An 'obstacle device' has been developed by scientists in the United States which can select the fastest and healthiest sperm to use in assisted reproductive techniques.
The device - termed Spartan (Simple Periodic Array for Trapping And isolation) - was inspired by the natural filter-like capabilities of the female reproductive tract and developed by a team of researchers from Worcester Polytechnic Institute and Stanford University.
Sperm are injected into one end of the 14 millimetre long device, and must swim through numerous three-dimensional pillars to the other end.
About 99 percent of the sperm that make it through the device are motile and the simple technique also avoids the type of damage that can occur with traditional sperm sorting methods, such high-force centrifuges. It is hoped that by selecting the healthiest sperm, patients undergoing ART will have a better chance of conceiving.

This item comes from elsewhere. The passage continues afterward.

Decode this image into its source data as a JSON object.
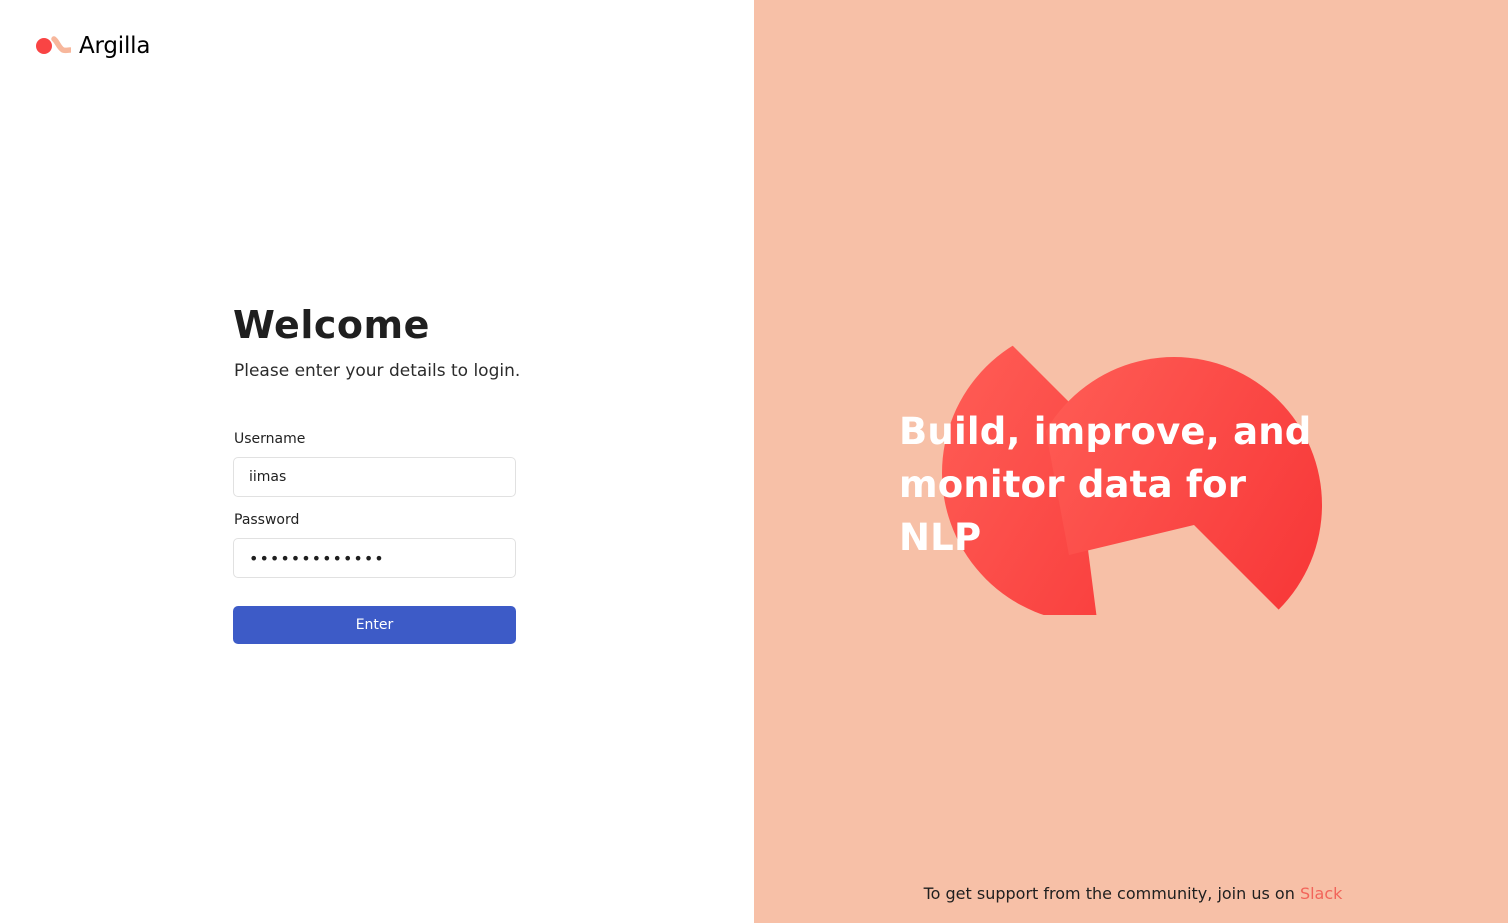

Professor Erkan Tüzel, a biomedical engineer at the Worcester Polytechnic Institute who led the work as said: 'With Spartan, we not only get sperm with excellent motility, but also with normal morphology and better DNA integrity, helping families worldwide by reducing the stress of multiple IVF procedures, while potentially increasing pregnancy rates.'
Spartan is a simple one-step procedure and takes around 10 minutes to perform, meaning it is also easier to use in the clinic compared to current options and does not require sperm to frozen and shipped to another lab for processing.
The authors have noted, however, that the device is currently only able to recover a small number of sperm. While it is suitable for techniques such as ICSI which only need a single sperm, additional modifications will need to be made to make it suitable for other techniques that require a larger number of sperm such as intrauterine insemination.
The technology was published in the journal Advanced Science. It has since been licensed to the American company DxNow, which plans to make the product commercially available in July 2018 pending approval by the US Food and Drugs Administration.